44. What is a rule of thumb to remember about head trauma?
It refers primarily to craniocerebral trauma, which includes an alteration in consciousness no matter how brief.

45. What does the Glasgow Coma Scale Measure?
It is a reliable and quantitative tool that assess the level of consciousness in 3 areas. It assigns numerical values to the 3 areas to give you a total score. Areas include eye opening, motor response, and verbal response. They have total points of 15 for a fully alert normal person and < 7 points for a coma.

46. What does the Glasgow Coma Scale Assess?
It assesses the functional state of the brain as a whole. It is possible over time to plot the score on a timeline to see if the person is stable, improving, or deteriorating.

47. What does the LOC Assess?
Arousal, wakefulness, awareness, and orientation.

48. What things do you ask a patient with a head trauma injury?
Person: name, occupation, etc.; Place: where the person is, nature of the building, city, state, country; Time: days of the week, the number in months, years; and, situation: why are you here.

49. When is a patient considered alert and fully conscious?
Readily aroused, fully aware, and responds appropriately without delay.

50. When is a patient considered lethargic?
Slow, sluggish, may be somewhat disorientated, and agitated but follows simple commands with decreased movements, and fuzzy thinking.

51. When is a patient considered obtunded?
Difficult to arouse, sleeping most of the time, marginal cooperation, mumbling, incoherent, and acts confused when aroused.
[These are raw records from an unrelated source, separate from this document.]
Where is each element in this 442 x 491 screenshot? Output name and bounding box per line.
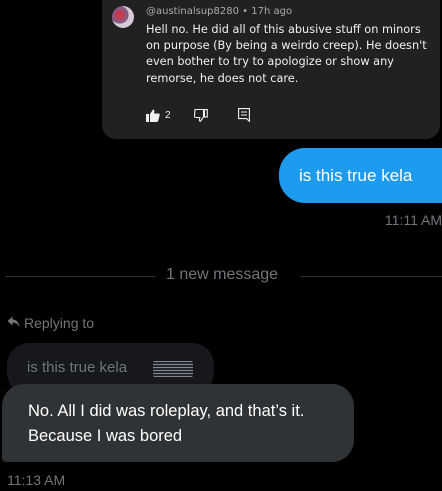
outgoing-message-bubble[interactable]: is this true kela — [279, 148, 442, 203]
outgoing-message-time: 11:11 AM — [384, 212, 442, 228]
outgoing-message-text: is this true kela — [299, 165, 413, 185]
divider-line-right — [300, 276, 442, 277]
incoming-message-text: No. All I did was roleplay, and that’s i… — [28, 402, 305, 445]
comment-meta: @austinalsup8280 • 17h ago — [146, 6, 292, 17]
like-count: 2 — [165, 109, 171, 121]
incoming-message-bubble[interactable]: No. All I did was roleplay, and that’s i… — [2, 384, 354, 462]
commenter-avatar — [112, 6, 134, 28]
comment-text: Hell no. He did all of this abusive stuf… — [146, 23, 427, 85]
new-message-divider: 1 new message — [6, 266, 442, 286]
replying-to-label: Replying to — [24, 315, 95, 331]
new-message-label: 1 new message — [166, 266, 279, 283]
comment-actions: 2 — [146, 108, 250, 122]
thumbs-up-icon — [146, 109, 160, 122]
comment-author: @austinalsup8280 — [146, 6, 239, 17]
comment-age: 17h ago — [251, 6, 293, 17]
like-action: 2 — [146, 109, 194, 122]
thumbs-down-icon — [194, 108, 238, 122]
incoming-message-time: 11:13 AM — [7, 472, 66, 488]
comment-separator: • — [242, 6, 249, 17]
quoted-attachment-thumbnail — [153, 361, 193, 377]
quoted-message-text: is this true kela — [27, 359, 128, 376]
divider-line-left — [6, 276, 156, 277]
shared-comment-card[interactable]: @austinalsup8280 • 17h ago Hell no. He d… — [102, 0, 440, 139]
reply-comment-icon — [238, 108, 250, 122]
replying-to-indicator: Replying to — [7, 314, 94, 332]
reply-arrow-icon — [7, 315, 20, 331]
52. When is a patient considered stupor or semi-coma?
Very vigorous tactile stimuli required, incomprehensible sounds, only groans, and responses to pain by withdrawing body part.

53. When is a patient considered comatose?
Completely unconscious, no response to pain, or external stimuli.

Final Thoughts

So there you have it! I hope that these head trauma practice questions were helpful to you. I’m confident that if you go through this study guide again and again, you will absolutely gain the knowledge you need to pass your exams in school on the subject of head trauma. Thank you so much for reading and as always, breathe easy my friend.